Now, had the writers not lost what little remained of their minds and kept Peter at the 'only has the powers of heroes nearby' level, things would work much better. For one thing, Peter would have a reason to hang out with other superhumans, and they would have a reason to actually show up for the big, climactic fights. But since Peter only needs to meet a superhuman once in order to gain their power, well, once he does, as long as he's around, that character has become redundant.

It is, honestly, such a spectacularly bad idea, I'm amazed Peter isn't a member of the All New All Different X-Men.

I haven't even mentioned the monumental assheadedness embodied in the concept of Claire and her family, On The Run From A Secret Conspiracy With Eyes Everywhere, and, you know, nobody has made the slightest effort to disguise themselves even slightly. Claire is still blonde, her father still has that ugly ass haircut and those stupid fucking glasses and he's working in a fucking copy shop for the love of jebus, and they still haven't gotten rid of that stupid fucking dog. How moronic is the Secret Conspiracy hunting them, anyway?

Beyond all this, I'm still waiting for the second season to really get started.

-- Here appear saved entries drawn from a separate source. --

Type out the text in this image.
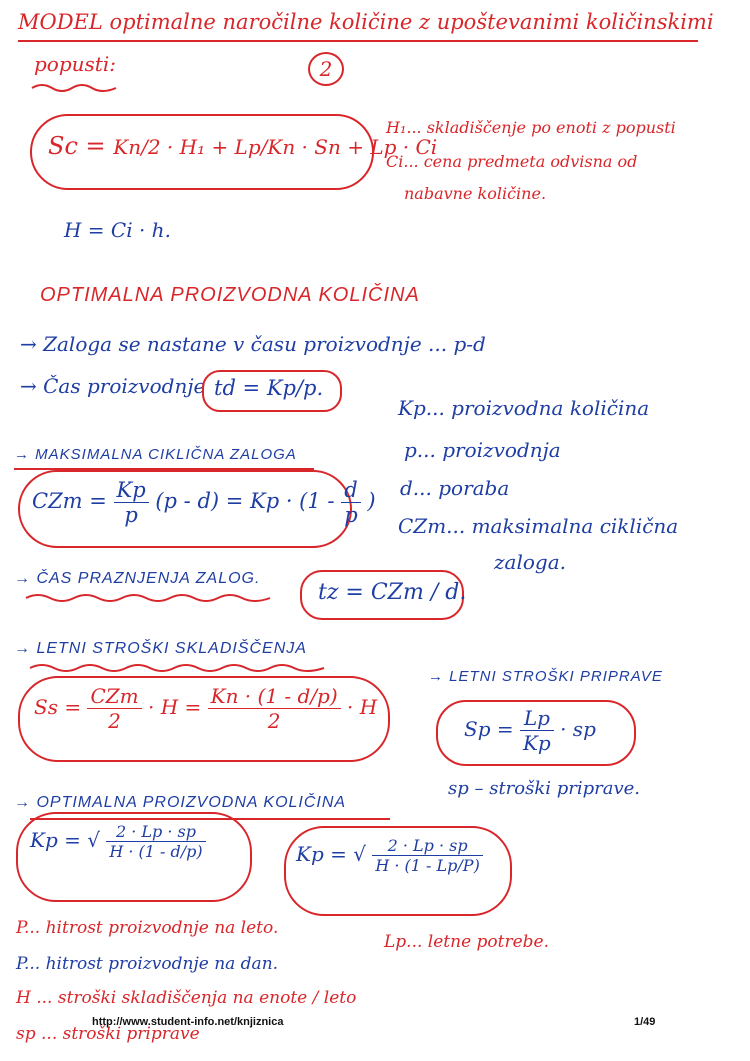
MODEL optimalne naročilne količine z upoštevanimi količinskimi
popusti:	2
Sc = Kn/2 · H₁ + Lp/Kn · Sn + Lp · Ci
H₁... skladiščenje po enoti z popusti
Ci... cena predmeta odvisna od
nabavne količine.
H = Ci · h.
OPTIMALNA PROIZVODNA KOLIČINA
→ Zaloga se nastane v času proizvodnje ... p-d
→ Čas proizvodnje td = Kp/p.
Kp... proizvodna količina
p... proizvodnja
d... poraba
CZm... maksimalna ciklična
zaloga.
→ MAKSIMALNA CIKLIČNA ZALOGA
CZm = $\frac{Kp}{p} (p - d) = Kp \cdot (1 - \frac{d}{p}$ )
→ ČAS PRAZNJENJA ZALOG.
tz = CZm / d.
→ LETNI STROŠKI SKLADIŠČENJA
$Ss = \frac{\text{CZm}}{2} \cdot H = \frac{Kn \cdot (1 - d/p)}{2} \cdot H$
→ LETNI STROŠKI PRIPRAVE
$Sp = \frac{Lp}{Kp}$ · sp
sp – stroški priprave.
→ OPTIMALNA PROIZVODNA KOLIČINA
Kp = √ $\frac{2 \cdot Lp \cdot sp}{H \cdot (1 - d/p)}$	Kp = √ $\frac{2 \cdot Lp \cdot sp}{H \cdot (1 - Lp/P)}$
P... hitrost proizvodnje na leto.
P... hitrost proizvodnje na dan.
H ... stroški skladiščenja na enote / leto
sp ... stroški priprave
Lp... letne potrebe.
http://www.student-info.net/knjiznica	1/49
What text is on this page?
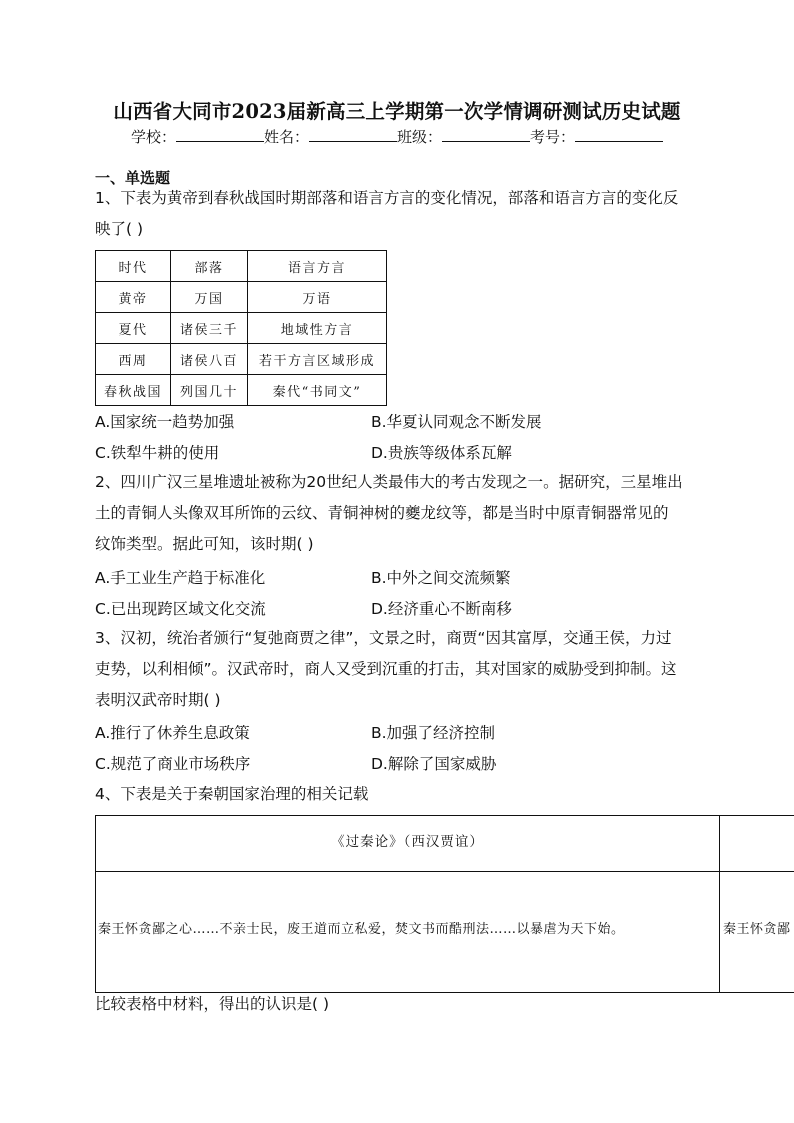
山西省大同市2023届新高三上学期第一次学情调研测试历史试题
学校：	姓名：	班级：	考号：
一、单选题
1、下表为黄帝到春秋战国时期部落和语言方言的变化情况，部落和语言方言的变化反
映了( )
时代	部落	语言方言
黄帝	万国	万语
夏代	诸侯三千	地域性方言
西周	诸侯八百	若干方言区域形成
春秋战国	列国几十	秦代“书同文”
A.国家统一趋势加强	B.华夏认同观念不断发展
C.铁犁牛耕的使用	D.贵族等级体系瓦解
2、四川广汉三星堆遗址被称为20世纪人类最伟大的考古发现之一。据研究，三星堆出
土的青铜人头像双耳所饰的云纹、青铜神树的夔龙纹等，都是当时中原青铜器常见的
纹饰类型。据此可知，该时期( )
A.手工业生产趋于标准化	B.中外之间交流频繁
C.已出现跨区域文化交流	D.经济重心不断南移
3、汉初，统治者颁行“复弛商贾之律”，文景之时，商贾“因其富厚，交通王侯，力过
吏势，以利相倾”。汉武帝时，商人又受到沉重的打击，其对国家的威胁受到抑制。这
表明汉武帝时期( )
A.推行了休养生息政策	B.加强了经济控制
C.规范了商业市场秩序	D.解除了国家威胁
4、下表是关于秦朝国家治理的相关记载
《过秦论》（西汉贾谊）
秦王怀贪鄙之心……不亲士民，废王道而立私爱，焚文书而酷刑法……以暴虐为天下始。	秦王怀贪鄙
比较表格中材料，得出的认识是( )
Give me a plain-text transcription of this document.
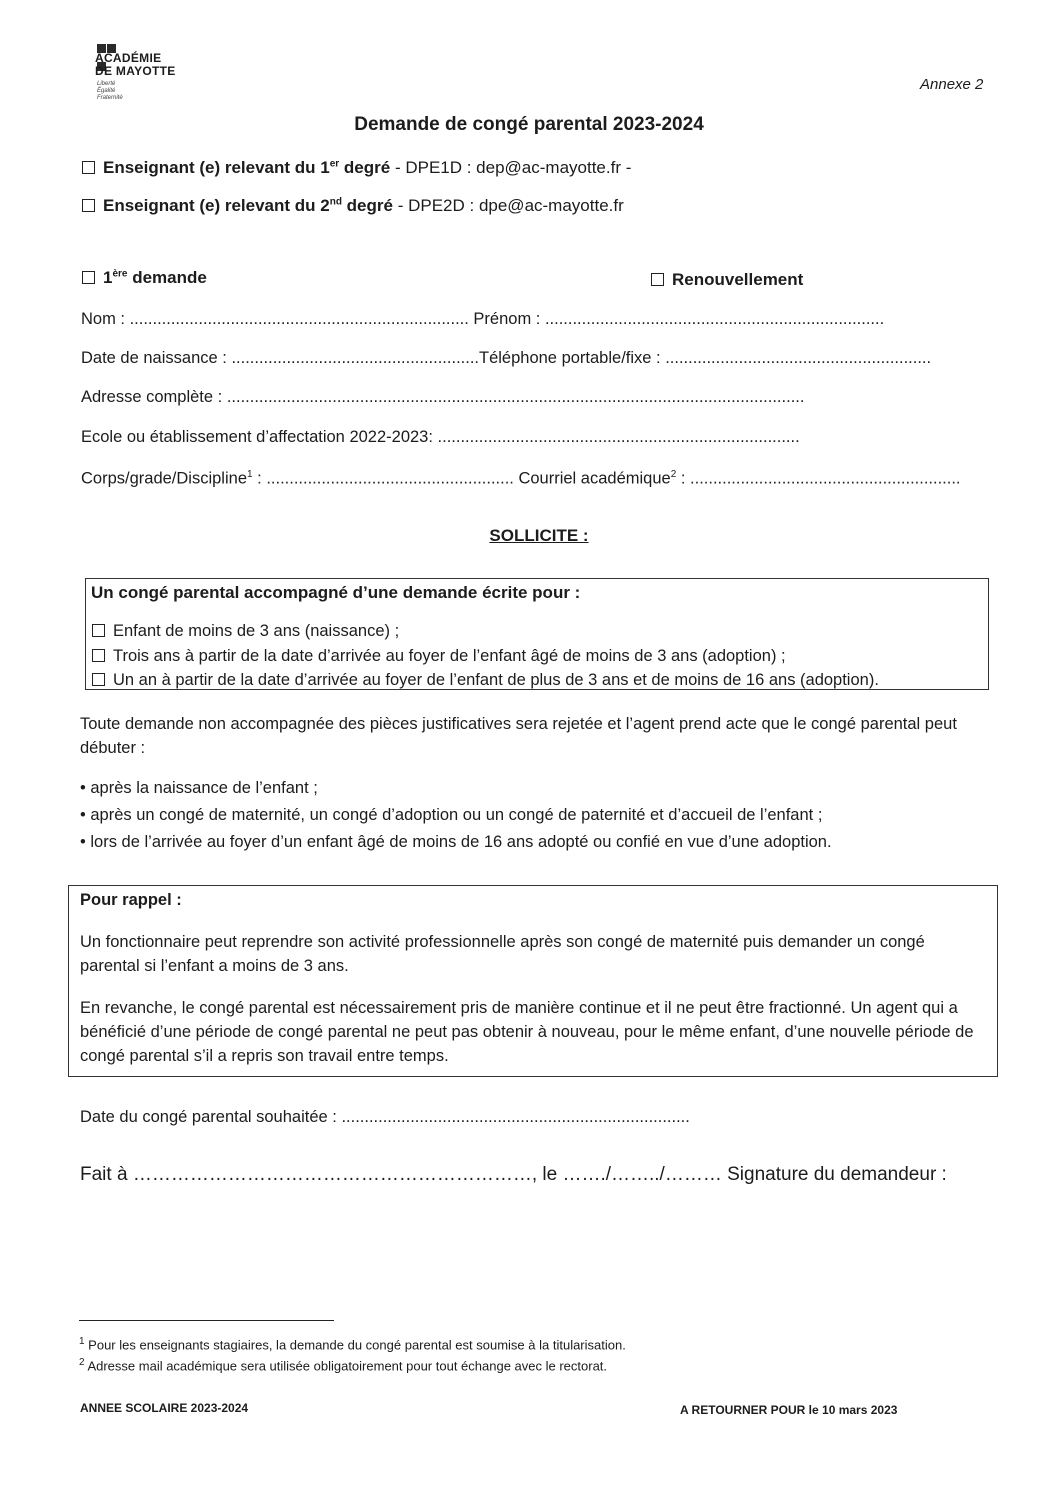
ACADÉMIE
DE MAYOTTE
Liberté
Égalité
Fraternité
Annexe 2
Demande de congé parental 2023-2024
Enseignant (e) relevant du 1er degré - DPE1D : dep@ac-mayotte.fr -
Enseignant (e) relevant du 2nd degré - DPE2D : dpe@ac-mayotte.fr
1ère demande	Renouvellement
Nom : .......................................................................... Prénom : ..........................................................................
Date de naissance : ......................................................Téléphone portable/fixe : ..........................................................
Adresse complète : ..............................................................................................................................
Ecole ou établissement d’affectation 2022-2023: ...............................................................................
Corps/grade/Discipline$^1$ : ...................................................... Courriel académique$^2$ : ...........................................................
SOLLICITE :
Un congé parental accompagné d’une demande écrite pour :
Enfant de moins de 3 ans (naissance) ;
Trois ans à partir de la date d’arrivée au foyer de l’enfant âgé de moins de 3 ans (adoption) ;
Un an à partir de la date d’arrivée au foyer de l’enfant de plus de 3 ans et de moins de 16 ans (adoption).
Toute demande non accompagnée des pièces justificatives sera rejetée et l’agent prend acte que le congé parental peut débuter :
• après la naissance de l’enfant ;
• après un congé de maternité, un congé d’adoption ou un congé de paternité et d’accueil de l’enfant ;
• lors de l’arrivée au foyer d’un enfant âgé de moins de 16 ans adopté ou confié en vue d’une adoption.
Pour rappel :
Un fonctionnaire peut reprendre son activité professionnelle après son congé de maternité puis demander un congé parental si l’enfant a moins de 3 ans.
En revanche, le congé parental est nécessairement pris de manière continue et il ne peut être fractionné. Un agent qui a bénéficié d’une période de congé parental ne peut pas obtenir à nouveau, pour le même enfant, d’une nouvelle période de congé parental s’il a repris son travail entre temps.
Date du congé parental souhaitée : ............................................................................
Fait à ………………………………………………………, le ……./……../……… Signature du demandeur :
$^1$ Pour les enseignants stagiaires, la demande du congé parental est soumise à la titularisation.
$^2$ Adresse mail académique sera utilisée obligatoirement pour tout échange avec le rectorat.
ANNEE SCOLAIRE 2023-2024	A RETOURNER POUR le 10 mars 2023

I'd hoped that the various characters would move on to the next obvious stage of their development as, well, heroes, which is sto say, organizing themselves into some kind of team or at least mutual protection society, but noooooooooo, despite the fact that many of them are aware that there is a threat worse than Syler out there, Syler himself isn't actually dead, and now, out of nowhere, we have this weird virus killing paranormals off, still, it occurs to exactly none of them that they should get organized, both to protect themselves from these threats, and maybe to protect the rest of the world, too. (And you'd really think this would occur to Claire's father, as getting all these other powerful superhumans together would be the best way imaginable to protect Claire from the Evil Secret Conspiracy.)

And, honestly, WTF is up with Black Eye Goo Chick and her twin brother? If this is the Scarlet Witch and Quicksilver of the HEROES franchise, Kring has not improved on the source material. I mean, seriously, EW.

I'm sure there's even more stupid shit I haven't mentioned, but, honestly, how much stupid shit do you need in only two episodes? This show needs to turn itself around fast, or I'm going to start checking out K-VILLE.